La CGT a néanmoins été reçue le ministère de l’Immigration suite au rassemblement, et a assuré que l’accord du 18 juin n’était pas remis en cause Depuis la levée des piquets de grève à La Bastille, et excepté quelques régularisations en Seine-Saint-Denis, les dossiers sont bloqués en préfecture. Certains ont pu reprendre le travail avec leurs anciens employeurs, mais c’est une minorité. Pour les autres, impossible de travailler légalement sans l’APS-K.

Pour des centaines de travailleurs sans-papiers et sans revenus, c’est l’incompréhension et la colère :

« Oui, il y a de la colère. Cela fait un moment que nous disons aux syndicats que la lettre 340 n’est pas appliquée, que ce sont juste de belles paroles, qu’il faut aller voir les ministères. Mais eux nous ont conseillé de mettre la pression sur les agences intérimaires. Pour moi, le collectif des onze n’existe plus, il n’y a plus que la CGT et Solidaires, qui se répartissent les dossiers. Je sais que le vrai responsable c’est le gouvernement et ses mensonges. Je sais qu’à la CGT, ils ont fait tout ce qu’ils ont pu, mais je crois qu’ils sont maintenant dans l’incapacité de poursuivre. »

« L’unité des grévistes a toujours été là et reviendra »

Tous ne sont pas de cet avis. Un sans-papier en cours de régularisation -et qui a repris son travail dans une imprimerie-, rappelle : « Si j’ai eu cette régularisation, c’est grâce au mouvement. Avant j’étais convoqué tous les six mois à la préfecture et ils me demandaient des pièces supplémentaires. Je n’ai pas l’impression d’être lâché, j’ai assisté à la réunion du collectif des onze début septembre et à part deux ou trois absences -justifiées- tout le monde était là. C’est sûr ce n’est plus comme avant, mais on est dans une phase différente du mouvement. L’unité des grévistes a toujours été là et reviendra. »

« Le plus dur, c’est de ne pas avoir de boulot »

Mohamed raconte la peur au ventre de se faire arrêter et expulser.
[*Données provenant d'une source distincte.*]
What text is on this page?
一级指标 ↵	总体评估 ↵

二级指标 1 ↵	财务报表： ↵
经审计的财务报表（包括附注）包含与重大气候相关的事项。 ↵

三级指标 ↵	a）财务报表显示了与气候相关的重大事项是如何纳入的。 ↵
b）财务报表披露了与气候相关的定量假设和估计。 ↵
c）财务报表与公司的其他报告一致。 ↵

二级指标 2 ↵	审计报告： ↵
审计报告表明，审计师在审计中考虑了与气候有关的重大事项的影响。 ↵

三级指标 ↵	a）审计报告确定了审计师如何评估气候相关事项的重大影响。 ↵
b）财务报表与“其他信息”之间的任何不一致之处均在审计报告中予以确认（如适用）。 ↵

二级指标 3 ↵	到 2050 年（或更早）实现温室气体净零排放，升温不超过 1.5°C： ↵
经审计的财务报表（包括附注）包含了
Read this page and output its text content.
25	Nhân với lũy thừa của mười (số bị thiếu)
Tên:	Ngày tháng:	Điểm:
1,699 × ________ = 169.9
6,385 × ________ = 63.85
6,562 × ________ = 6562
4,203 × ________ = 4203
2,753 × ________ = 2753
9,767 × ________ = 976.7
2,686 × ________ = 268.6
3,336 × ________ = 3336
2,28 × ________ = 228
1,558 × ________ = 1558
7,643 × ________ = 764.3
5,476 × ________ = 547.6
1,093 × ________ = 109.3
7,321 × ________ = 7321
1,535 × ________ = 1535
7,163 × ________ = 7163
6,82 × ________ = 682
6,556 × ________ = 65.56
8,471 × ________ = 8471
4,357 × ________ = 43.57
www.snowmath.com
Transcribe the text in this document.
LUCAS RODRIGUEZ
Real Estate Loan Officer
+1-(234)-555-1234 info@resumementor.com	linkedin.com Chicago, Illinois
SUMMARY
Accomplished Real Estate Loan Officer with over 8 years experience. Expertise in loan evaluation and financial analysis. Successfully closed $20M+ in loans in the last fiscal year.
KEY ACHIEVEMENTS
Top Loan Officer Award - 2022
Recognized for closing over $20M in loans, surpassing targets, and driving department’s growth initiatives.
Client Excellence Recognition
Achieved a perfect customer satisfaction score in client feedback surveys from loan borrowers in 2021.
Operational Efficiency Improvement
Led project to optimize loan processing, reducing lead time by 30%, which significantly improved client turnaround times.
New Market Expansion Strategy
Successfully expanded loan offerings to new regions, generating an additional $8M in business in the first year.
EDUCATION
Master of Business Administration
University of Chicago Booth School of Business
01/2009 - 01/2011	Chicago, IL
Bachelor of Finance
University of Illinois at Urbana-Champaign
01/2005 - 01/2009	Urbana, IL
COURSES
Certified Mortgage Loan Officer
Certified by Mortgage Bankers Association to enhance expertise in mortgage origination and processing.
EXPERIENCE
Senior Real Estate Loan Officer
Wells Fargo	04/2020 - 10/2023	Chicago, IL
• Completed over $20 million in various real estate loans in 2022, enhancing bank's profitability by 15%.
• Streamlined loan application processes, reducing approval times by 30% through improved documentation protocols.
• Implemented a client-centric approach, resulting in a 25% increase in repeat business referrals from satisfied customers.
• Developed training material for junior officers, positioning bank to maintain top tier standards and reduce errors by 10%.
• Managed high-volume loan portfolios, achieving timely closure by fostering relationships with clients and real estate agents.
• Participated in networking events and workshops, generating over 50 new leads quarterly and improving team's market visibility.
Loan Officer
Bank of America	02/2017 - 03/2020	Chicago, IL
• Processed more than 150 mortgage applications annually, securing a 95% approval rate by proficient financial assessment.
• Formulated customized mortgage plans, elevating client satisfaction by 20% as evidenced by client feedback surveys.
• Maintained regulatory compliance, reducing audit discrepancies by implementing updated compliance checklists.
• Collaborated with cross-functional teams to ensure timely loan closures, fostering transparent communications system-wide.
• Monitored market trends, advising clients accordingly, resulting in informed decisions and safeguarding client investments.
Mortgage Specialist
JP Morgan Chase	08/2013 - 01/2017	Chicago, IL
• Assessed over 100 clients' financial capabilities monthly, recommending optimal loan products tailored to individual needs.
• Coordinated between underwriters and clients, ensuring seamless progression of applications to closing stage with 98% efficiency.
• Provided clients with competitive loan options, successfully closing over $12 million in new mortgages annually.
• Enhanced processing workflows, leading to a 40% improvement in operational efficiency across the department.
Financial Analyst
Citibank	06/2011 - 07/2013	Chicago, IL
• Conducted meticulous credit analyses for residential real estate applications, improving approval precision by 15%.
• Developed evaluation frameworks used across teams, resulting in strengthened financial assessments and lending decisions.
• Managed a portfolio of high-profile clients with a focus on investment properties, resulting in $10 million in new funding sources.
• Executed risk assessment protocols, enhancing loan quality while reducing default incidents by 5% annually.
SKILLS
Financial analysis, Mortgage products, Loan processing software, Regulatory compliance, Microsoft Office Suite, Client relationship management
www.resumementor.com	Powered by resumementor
La colère, l’injustice, l’espoir qui s’amenuise, l’ennui aussi : « Le plus dur, c’est de ne pas avoir de boulot. » Il a perdu son appartement -« je ne pouvais plus payer le loyer“- ce qui l’oblige à dormir ‘à droite à gauche, chez la famille ou des amis’. Alors, avec les autres travailleurs sans-papiers du piquet de grève et de l’agence Manpower de la rue Lafayette, ils se réunissent de temps en temps pour discuter, s’organiser et parler de leur quotidien.

Angelica est péruvienne, elle est en France depuis six ans et vit avec sa fille de 3 ans. Elle a aussi a participé au mouvement des travailleurs sans-papiers avec ses collègues péruviennes. Toutes travaillent dans le secteur du service à la personne. ‘Mes employeurs savent que je n’ai pas de papiers, mais ils continuent à me faire travailler.’ Pour le collectif des onze, ‘miser sur la fatigue et l’usure du mouvement serait un très mauvais calcul […] nous prendrons dans les prochains jours les initiatives nécessaires pour que les engagements pris soient respectés’.

Menace sur l’aide médicale d’Etat ?

Ce samedi, l’ambiance est à la fête avec ce concert qui réunit des artistes solidaires qui ont signé un appel pour résister au gouvernement : le groupe Tryo, les chanteurs Cali et Jane Birkin seront notamment sur scène. Les bénéfices du concert iront au mouvement. De quoi lâcher prise avant d’affronter le projet de Roselyne Bachelot de faire s’acquitter les travailleurs sans-papiers d’une participation financière pour avoir accès à l’aide médicale d’Etat (AME).